How is money created?

Modern money is created by using three primary methods. These methods are called seigniorage, fraction reserve banking, and quantitative easing. This article will explain these methods with real-world examples.

What is Seigniorage?


The profit earned by the government while issuing a currency is known as seigniorage. The profit is derived from the difference between the currency’s value and the cost of production.
For example, if the central government bank prints a $100 bill and a $1 coin at a cost of $1 for the bill and $0.01 for the coin, the seigniorage is $99 for the bill and $0.99 for the coin.
Seigniorage is a way for the government to create money by minting currency. Money costs are usually (but not always) lower than the face value of the created currency. Economic profit will arise from positive seigniorage, while an economic loss will result from negative seigniorage. The difference is invested by central banks and governments in order to earn interest.

Base Money

Base money is the money that is issued by the country’s central bank. The central bank raises base money by operating directly in the open market. Commercial banks that practice fractional reserve banking play a significantly larger role in extending the quantity of broad money created by the central bank than the central bank does. Authorities restrict commercial bank’s creation of broad money through policies such as reserve requirements and capital adequacy ratios.

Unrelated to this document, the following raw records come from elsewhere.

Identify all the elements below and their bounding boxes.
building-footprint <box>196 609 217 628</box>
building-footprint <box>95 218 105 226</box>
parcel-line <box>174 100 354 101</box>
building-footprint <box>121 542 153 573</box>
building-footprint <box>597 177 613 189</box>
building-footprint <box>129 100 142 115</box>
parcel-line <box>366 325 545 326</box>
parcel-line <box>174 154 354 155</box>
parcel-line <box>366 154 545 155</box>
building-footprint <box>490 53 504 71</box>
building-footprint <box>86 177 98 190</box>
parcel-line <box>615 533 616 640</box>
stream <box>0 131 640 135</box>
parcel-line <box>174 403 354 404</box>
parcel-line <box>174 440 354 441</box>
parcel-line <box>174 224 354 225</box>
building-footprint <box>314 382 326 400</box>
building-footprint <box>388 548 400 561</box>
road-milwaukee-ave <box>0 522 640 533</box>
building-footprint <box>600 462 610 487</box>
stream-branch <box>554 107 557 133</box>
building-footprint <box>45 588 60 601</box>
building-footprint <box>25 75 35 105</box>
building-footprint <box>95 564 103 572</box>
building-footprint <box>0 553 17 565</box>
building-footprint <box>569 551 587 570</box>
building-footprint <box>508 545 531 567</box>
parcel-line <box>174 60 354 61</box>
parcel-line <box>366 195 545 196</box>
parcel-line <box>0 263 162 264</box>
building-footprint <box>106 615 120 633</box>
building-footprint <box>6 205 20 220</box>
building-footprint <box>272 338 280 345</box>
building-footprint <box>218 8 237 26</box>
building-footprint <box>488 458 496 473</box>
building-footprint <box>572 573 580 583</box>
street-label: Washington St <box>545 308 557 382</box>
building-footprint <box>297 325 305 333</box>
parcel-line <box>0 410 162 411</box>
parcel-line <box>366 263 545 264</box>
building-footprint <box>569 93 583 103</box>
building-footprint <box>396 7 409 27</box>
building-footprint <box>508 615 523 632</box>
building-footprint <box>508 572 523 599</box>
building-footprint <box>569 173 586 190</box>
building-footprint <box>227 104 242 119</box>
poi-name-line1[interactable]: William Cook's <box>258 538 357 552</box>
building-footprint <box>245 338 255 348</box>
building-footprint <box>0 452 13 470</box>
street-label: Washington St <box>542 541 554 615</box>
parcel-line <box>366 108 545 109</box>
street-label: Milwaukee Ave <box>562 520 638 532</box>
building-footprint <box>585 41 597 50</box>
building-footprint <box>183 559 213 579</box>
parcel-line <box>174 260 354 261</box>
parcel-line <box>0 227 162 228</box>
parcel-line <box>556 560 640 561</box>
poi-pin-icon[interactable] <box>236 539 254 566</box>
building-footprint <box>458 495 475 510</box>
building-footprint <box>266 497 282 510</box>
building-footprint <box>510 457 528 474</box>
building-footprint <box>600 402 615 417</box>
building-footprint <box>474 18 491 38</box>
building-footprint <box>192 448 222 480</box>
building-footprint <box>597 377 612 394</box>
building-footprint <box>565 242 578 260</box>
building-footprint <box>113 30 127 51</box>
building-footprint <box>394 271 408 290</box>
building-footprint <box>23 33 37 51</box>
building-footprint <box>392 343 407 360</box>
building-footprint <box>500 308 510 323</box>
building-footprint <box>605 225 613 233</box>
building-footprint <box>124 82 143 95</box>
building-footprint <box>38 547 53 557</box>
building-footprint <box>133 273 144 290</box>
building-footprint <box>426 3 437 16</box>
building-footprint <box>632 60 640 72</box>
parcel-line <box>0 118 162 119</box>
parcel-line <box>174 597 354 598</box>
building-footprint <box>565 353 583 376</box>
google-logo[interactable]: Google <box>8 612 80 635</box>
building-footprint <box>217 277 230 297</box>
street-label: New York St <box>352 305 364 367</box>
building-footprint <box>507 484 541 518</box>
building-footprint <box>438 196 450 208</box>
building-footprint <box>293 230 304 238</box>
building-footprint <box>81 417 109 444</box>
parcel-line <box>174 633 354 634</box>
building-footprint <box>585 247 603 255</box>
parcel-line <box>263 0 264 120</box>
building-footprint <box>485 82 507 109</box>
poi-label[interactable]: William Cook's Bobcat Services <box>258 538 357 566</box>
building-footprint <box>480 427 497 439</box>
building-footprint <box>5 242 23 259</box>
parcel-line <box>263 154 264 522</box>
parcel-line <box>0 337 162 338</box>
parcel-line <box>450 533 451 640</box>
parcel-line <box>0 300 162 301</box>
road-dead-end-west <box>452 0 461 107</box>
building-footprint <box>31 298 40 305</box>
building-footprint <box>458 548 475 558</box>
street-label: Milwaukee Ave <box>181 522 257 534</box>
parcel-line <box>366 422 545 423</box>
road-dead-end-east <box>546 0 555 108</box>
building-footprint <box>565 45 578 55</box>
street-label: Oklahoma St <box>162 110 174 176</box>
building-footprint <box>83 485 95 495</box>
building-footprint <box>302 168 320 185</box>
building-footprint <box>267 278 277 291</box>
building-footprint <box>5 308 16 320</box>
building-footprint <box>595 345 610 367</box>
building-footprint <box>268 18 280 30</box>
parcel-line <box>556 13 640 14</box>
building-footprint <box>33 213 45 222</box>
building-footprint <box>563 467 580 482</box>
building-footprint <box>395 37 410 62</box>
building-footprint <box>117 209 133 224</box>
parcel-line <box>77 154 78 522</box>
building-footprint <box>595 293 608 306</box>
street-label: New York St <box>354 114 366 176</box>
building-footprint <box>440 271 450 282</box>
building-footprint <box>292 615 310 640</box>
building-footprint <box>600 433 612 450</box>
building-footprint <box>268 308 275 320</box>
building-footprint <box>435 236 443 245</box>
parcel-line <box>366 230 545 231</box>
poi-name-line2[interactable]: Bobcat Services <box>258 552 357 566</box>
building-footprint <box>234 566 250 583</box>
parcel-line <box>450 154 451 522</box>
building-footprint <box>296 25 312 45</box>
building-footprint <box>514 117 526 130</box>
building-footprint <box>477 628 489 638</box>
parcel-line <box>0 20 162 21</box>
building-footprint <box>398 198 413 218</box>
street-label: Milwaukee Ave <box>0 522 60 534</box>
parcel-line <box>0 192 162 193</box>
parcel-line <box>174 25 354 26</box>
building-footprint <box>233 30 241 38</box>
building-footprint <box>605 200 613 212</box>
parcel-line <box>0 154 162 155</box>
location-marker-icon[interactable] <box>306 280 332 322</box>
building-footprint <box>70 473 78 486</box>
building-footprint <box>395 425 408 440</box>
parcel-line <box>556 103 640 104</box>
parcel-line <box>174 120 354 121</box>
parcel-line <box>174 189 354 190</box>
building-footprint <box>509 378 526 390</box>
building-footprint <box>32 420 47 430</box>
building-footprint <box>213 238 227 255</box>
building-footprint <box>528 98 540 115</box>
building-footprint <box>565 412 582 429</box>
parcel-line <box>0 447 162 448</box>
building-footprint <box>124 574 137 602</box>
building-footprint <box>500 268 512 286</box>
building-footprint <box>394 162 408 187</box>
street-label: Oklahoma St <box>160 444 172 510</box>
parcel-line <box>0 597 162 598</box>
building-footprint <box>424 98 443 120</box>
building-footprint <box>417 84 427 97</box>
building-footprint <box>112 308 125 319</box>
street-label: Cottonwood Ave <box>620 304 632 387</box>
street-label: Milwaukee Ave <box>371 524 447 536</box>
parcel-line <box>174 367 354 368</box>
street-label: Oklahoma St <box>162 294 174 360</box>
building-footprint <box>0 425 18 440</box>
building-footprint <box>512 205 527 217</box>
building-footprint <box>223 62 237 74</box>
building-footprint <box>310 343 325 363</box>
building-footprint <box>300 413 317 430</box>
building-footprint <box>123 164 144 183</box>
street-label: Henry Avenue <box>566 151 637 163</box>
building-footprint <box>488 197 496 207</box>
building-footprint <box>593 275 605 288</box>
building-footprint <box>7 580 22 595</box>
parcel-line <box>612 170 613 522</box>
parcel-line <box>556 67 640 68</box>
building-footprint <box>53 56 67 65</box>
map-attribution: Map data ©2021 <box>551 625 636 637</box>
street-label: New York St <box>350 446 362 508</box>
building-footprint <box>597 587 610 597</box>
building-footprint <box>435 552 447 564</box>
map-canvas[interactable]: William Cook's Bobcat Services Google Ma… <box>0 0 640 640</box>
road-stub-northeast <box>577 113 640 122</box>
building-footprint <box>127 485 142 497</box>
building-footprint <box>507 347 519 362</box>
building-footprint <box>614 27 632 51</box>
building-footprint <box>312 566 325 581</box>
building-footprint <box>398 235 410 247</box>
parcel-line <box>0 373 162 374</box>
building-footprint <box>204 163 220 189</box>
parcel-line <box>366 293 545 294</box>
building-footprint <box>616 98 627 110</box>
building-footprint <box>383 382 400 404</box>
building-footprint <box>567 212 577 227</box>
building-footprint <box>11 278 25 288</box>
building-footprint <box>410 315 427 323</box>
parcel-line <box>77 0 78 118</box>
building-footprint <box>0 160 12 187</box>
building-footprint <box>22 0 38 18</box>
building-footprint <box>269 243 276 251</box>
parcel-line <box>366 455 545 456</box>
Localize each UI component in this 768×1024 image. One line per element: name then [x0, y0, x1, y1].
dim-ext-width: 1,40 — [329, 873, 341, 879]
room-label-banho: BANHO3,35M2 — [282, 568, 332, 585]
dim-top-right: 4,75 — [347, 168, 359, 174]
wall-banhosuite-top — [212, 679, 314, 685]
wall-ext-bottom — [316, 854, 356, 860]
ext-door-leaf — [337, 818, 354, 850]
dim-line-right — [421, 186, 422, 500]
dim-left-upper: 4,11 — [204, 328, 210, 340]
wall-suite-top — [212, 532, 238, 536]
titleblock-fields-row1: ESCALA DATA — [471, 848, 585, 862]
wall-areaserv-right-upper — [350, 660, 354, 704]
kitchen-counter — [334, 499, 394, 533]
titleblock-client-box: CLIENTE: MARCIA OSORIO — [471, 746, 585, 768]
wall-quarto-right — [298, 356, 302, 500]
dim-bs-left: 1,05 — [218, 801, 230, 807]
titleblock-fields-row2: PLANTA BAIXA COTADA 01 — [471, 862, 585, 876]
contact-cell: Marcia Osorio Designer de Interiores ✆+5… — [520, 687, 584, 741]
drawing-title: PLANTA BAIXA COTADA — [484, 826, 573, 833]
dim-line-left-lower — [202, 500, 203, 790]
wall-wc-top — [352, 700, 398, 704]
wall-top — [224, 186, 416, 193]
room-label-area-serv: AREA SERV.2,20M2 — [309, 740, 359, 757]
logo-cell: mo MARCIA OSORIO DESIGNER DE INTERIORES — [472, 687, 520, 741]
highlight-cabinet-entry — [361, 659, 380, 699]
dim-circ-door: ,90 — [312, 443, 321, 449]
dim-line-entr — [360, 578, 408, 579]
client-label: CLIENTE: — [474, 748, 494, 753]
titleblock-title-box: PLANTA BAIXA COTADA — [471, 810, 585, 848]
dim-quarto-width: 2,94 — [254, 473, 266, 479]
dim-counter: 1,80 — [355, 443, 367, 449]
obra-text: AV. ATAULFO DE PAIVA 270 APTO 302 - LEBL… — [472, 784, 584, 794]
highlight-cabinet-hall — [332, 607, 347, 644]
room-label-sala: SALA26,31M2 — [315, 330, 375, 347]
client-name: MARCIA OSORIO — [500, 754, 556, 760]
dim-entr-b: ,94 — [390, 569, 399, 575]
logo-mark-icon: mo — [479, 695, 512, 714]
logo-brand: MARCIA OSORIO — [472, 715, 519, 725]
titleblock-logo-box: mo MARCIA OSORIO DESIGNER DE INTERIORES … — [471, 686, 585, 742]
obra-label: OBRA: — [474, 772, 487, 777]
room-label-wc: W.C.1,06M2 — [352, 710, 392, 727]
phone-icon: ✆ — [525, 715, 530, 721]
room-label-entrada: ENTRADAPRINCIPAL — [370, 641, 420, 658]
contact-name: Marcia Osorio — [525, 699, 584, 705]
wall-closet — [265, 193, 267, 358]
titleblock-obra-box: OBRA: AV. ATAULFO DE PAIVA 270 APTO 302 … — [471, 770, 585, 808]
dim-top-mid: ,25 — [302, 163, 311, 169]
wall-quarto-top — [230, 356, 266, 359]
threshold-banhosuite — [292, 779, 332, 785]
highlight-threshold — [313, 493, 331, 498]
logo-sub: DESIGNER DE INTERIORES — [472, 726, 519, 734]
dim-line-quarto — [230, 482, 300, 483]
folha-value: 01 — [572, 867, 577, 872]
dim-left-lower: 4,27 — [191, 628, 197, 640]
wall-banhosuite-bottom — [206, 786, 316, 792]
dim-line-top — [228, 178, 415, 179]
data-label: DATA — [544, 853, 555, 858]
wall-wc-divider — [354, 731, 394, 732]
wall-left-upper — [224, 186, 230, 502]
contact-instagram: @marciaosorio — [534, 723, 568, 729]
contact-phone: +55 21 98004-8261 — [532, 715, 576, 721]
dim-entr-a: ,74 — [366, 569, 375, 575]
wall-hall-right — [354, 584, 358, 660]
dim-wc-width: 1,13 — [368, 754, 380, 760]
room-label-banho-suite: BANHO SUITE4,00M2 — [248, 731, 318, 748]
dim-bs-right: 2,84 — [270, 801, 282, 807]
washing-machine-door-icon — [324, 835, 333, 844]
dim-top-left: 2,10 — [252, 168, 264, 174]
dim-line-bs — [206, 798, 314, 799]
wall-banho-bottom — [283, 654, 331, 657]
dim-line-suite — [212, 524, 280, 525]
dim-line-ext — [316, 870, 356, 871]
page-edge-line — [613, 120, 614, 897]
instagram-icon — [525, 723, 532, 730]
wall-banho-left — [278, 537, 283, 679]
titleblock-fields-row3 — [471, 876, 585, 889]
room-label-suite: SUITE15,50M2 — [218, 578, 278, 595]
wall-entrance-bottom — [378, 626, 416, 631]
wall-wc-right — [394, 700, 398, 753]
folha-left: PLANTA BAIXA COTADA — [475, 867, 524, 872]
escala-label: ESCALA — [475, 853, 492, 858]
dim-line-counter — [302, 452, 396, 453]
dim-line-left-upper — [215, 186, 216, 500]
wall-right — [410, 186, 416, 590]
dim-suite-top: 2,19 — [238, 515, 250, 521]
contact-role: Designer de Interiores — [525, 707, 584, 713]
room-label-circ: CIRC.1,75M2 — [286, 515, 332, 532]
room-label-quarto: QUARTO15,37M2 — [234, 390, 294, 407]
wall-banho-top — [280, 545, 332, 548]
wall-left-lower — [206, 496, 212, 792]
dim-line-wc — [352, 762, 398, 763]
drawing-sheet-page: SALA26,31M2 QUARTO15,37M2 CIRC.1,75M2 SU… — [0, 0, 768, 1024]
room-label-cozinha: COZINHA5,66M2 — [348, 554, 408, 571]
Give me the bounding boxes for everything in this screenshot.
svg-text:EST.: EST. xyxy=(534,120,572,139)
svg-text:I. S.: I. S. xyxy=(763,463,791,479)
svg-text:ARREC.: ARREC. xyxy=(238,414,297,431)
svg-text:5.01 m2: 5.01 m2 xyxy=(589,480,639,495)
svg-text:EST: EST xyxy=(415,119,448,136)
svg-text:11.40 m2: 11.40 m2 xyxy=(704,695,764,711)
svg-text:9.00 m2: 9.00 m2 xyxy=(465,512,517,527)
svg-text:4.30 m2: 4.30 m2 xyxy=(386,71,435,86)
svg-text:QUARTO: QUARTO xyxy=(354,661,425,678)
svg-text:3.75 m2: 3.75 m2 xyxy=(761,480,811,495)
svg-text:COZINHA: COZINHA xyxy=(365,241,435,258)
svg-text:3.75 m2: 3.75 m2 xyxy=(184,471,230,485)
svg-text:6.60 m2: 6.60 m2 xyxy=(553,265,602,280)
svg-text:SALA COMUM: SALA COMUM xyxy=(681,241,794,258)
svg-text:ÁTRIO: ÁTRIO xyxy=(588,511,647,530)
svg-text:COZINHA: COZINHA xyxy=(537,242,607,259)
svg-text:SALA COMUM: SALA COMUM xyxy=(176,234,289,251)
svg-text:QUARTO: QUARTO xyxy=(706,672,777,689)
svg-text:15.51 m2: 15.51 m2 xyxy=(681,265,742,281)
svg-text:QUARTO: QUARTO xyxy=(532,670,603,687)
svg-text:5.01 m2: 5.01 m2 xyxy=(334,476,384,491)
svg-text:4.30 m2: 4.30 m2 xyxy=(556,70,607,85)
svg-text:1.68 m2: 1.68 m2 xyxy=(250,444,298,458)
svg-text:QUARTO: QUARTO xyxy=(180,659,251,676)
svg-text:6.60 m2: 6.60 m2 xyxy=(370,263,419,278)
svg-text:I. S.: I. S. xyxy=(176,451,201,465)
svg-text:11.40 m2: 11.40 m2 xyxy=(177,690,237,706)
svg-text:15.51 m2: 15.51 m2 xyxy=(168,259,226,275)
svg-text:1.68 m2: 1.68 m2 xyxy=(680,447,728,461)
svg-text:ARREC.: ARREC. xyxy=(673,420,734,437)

What is Fractional Reserve Banking?

Simply put, fractional reserve banking is the process of commercial banks producing money out of thin air. Central banks not only create new money in the form of debt but also regulate the deposit ratio of commercial banks. Fractional reserve banking is the term for this ratio. The approach allows banks to lend large sums of money that they do not have. Commercial banks are required by fractional reserve banking to hold a portion of deposits in reserve and lend the rest.

A short example will help to clarify the concept. For example, if the reserve is set at 20%, borrowers will receive $1,600 out of a $2,000 loan. The $1,600 will be put into a different bank account. This second bank will set aside $320 of the $1600 as a 20% reserve. This cycle will repeat itself until the money supply reaches its maximum level. The entire amount of deposits produced in this manner, i.e. at a rate of 20%, is $10,000, whereas the maximum increase in money supply is $8,000. Banks were able to generate an additional $8,000 from $2,000 in deposits in this fashion. Banks can create a lot more if interest rates are lower.

There are some fixed constraints on fractional reserves in the United States. If the bank’s assets are less than $16.3 million, there is no requirement to keep a reserve. A 3% reserve is required if the assets are more than $16.3 million but less than $124.2 million. If the bank’s assets exceed $124.2 million, a 10% reserve requirement is required.

Monetary Policy

The Federal Reserve defines Monetary policy as “The term ‘monetary policy’ refers to what the Federal Reserve, the nation’s central bank, does to influence the amount of money and credit in the U.S. economy. What happens to money and credit affects interest rates (the cost of credit) and the performance of the U.S. economy.”
The central bank implements monetary policy through open market operations, in which debt is purchased and bank reserves are increased. Unconventional monetary policy is involved in the process.

What is Quantitative Easing (QE)?

The process of quantitative easing (QE) is when a central bank purchases long-term securities from commercial banks. As a result, the central bank injects additional money into the economy, lowering interest rates and making it easier for people to borrow. Quantitative easing is a monetary policy that involves the Fed expanding its open market operation and therefore influencing the money supply. As a result of buying from commercial banks, money is transferred to commercial banks’ balance sheets, lowering interest rates. In laymond’s terms it allows the Federal Reserve to print money from thin air.

Jerome Powell using the Money Printer

How does Quantitative Easing Works?

When the Federal Reserve purchases securities from member banks, it gives them cash in return for assets like bonds. Commercial banks then lend the money to the wider population. The Reserve Requirements, which determine how much of the available cash the banks must maintain on hand and how much it must give out, are also examined by the Fed. If the reserve requirements are lowered, member banks will be able to lend more to individuals. Lowering reserve requirements lowers interest rates and encourages customers to take out more loans and spend more. The greater the amount of money spent, the more the economy will grow.

Following the Great Financial Crisis of 2008, the Federal Reserve utilized quantitative easing to restore financial market stability. In response to the financial consequences from the COVID-19 pandemic in 2020, the Fed utilized quantitative easing to expand its balance sheet to $7 trillion.